We've already had the "He's Just Not That Into You" debate here at Broadsheet, but I still managed to be irked by this Q&A with the "HJNTIY" guru Greg Behrendt, in which he explains his juggernaut career (including a short-lived talk show, stand-up work, a relationship book with his wife and a stint as a pseudo couples counselor on SoapNet): "It's like this gift bag. Suddenly if you're a person in the world that has an opinion, people offer you stuff. And so, you know, I got offered a talk show, and, you know, they were just adventures you had to take. I don't know how you turn down a talk show."
No one's arguing that he was supposed to turn down what he was offered, but I find it slightly poignant that he believes that he was "offered stuff" simply because he was a person in the world who had an opinion, without noting that that opinion was a catch-all, non-specific, arguably punishing generalization about women who pine for men who don't want them.
People writing about the "HJNTIY" phenomenon (still No. 2 at the box office, by the way) often make the point that the powerful phrase could have been, "You're just not that into him." But it wasn't, and the Behrendt media rocketship helps to demonstrate why.
Imagine a world in which a person had an opinion that a problem with modern dating could be boiled down to women just not wanting men enough -- maybe "she just doesn't find you attractive," "she's not going to call you," "she doesn't want to go home with you" or something like that. Then imagine that that person was a woman, and imagine her getting a talk show and a couples counseling deal and a book and a movie, all based on whatever vaguely emasculating generalization she'd happen to score with.
I do understand there are lots of people who think the "HJNTIY" phrase is empowering to women, and they will disagree here. But Behrendt's comments about how his career just happened because he had an opinion in the world seem to me to shine a light on the fact that that opinion took off in large part because of the shared cultural fantasy that it is always women who wonder and wait by the phone and moon and analyze and want to be wanted and wonder why they're not.

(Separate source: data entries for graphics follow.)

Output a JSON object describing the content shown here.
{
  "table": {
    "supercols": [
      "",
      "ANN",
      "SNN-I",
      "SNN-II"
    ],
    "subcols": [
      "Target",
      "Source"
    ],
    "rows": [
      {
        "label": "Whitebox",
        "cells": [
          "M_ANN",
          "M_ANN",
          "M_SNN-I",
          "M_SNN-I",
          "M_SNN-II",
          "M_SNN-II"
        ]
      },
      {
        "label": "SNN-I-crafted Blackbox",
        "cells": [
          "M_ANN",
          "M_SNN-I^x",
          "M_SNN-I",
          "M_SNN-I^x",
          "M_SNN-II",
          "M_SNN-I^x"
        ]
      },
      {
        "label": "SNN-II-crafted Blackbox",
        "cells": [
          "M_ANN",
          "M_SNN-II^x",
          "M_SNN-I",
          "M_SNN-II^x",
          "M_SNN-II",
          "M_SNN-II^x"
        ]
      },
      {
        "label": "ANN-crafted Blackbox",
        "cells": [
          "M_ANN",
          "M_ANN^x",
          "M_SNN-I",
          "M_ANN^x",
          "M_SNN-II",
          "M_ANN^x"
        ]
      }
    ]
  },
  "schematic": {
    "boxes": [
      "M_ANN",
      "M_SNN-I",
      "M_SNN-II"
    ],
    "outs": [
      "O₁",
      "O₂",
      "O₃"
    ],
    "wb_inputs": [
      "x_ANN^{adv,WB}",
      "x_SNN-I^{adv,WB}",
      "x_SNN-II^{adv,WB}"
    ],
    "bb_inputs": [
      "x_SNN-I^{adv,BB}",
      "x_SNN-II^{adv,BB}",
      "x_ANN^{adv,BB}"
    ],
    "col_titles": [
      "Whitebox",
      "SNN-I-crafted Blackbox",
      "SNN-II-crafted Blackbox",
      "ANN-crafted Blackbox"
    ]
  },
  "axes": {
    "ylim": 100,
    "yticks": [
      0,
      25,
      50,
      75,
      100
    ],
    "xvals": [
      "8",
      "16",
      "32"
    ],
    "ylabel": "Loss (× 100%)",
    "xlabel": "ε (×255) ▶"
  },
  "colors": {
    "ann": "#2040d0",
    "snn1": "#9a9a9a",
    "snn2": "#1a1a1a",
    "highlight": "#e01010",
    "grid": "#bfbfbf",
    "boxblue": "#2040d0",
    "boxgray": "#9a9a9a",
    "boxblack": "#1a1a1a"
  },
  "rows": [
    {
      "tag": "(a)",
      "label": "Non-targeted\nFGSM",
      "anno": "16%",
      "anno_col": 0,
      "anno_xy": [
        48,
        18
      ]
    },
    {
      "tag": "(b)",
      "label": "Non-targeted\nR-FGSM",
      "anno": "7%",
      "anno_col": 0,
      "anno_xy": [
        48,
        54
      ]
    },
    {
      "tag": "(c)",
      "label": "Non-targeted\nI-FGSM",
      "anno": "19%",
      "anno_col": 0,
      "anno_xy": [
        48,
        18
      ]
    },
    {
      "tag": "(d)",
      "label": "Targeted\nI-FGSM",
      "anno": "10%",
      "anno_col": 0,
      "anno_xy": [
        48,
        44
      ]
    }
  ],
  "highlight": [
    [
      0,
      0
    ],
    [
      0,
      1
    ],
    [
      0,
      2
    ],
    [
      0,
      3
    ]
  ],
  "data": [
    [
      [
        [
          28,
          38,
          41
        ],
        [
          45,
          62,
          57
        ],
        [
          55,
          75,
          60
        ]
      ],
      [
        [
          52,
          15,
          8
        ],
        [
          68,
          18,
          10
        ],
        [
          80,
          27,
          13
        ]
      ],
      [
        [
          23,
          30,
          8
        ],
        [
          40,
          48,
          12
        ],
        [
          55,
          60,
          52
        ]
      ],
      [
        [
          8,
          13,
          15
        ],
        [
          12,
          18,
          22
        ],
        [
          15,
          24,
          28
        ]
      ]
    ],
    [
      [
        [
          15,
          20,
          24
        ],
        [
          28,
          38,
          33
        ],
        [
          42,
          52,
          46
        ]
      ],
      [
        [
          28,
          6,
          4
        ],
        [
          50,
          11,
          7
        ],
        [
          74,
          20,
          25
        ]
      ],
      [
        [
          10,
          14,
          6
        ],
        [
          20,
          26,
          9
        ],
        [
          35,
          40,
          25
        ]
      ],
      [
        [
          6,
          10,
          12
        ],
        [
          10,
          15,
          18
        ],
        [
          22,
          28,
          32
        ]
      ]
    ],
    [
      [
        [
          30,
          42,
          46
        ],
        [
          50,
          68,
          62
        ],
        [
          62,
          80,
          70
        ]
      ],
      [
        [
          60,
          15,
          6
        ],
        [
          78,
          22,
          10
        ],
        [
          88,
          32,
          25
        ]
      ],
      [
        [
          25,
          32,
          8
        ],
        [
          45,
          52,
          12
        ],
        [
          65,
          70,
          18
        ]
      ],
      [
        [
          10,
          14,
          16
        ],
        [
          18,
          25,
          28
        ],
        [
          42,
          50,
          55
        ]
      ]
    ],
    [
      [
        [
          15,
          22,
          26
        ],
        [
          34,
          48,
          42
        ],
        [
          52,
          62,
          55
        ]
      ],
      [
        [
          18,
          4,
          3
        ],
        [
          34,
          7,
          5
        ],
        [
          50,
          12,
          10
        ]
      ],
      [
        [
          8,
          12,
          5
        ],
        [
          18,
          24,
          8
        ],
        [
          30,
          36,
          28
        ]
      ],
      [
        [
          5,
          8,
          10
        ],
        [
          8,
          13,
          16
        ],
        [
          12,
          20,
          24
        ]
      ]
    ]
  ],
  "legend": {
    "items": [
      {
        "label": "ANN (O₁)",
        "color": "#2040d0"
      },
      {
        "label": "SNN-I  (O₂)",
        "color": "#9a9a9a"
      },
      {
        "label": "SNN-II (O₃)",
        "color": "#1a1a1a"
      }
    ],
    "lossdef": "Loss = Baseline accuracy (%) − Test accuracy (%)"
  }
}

There is no female romantic action here, no question of desire or motivation or the possibility of rejection or female agency.
Asked if he ever wonders why people should be listening to him, Behrendt says, "I also think, in the broader sense, everybody has a purpose, and ... I guess I was supposed to say that sentence at that time."
So if anyone else out there has a sentence they want to get off their chest, but especially if it's about how women should just pull themselves together and stop being so damn crazy, get ready to ride the American Dream Train all the way to movie theaters!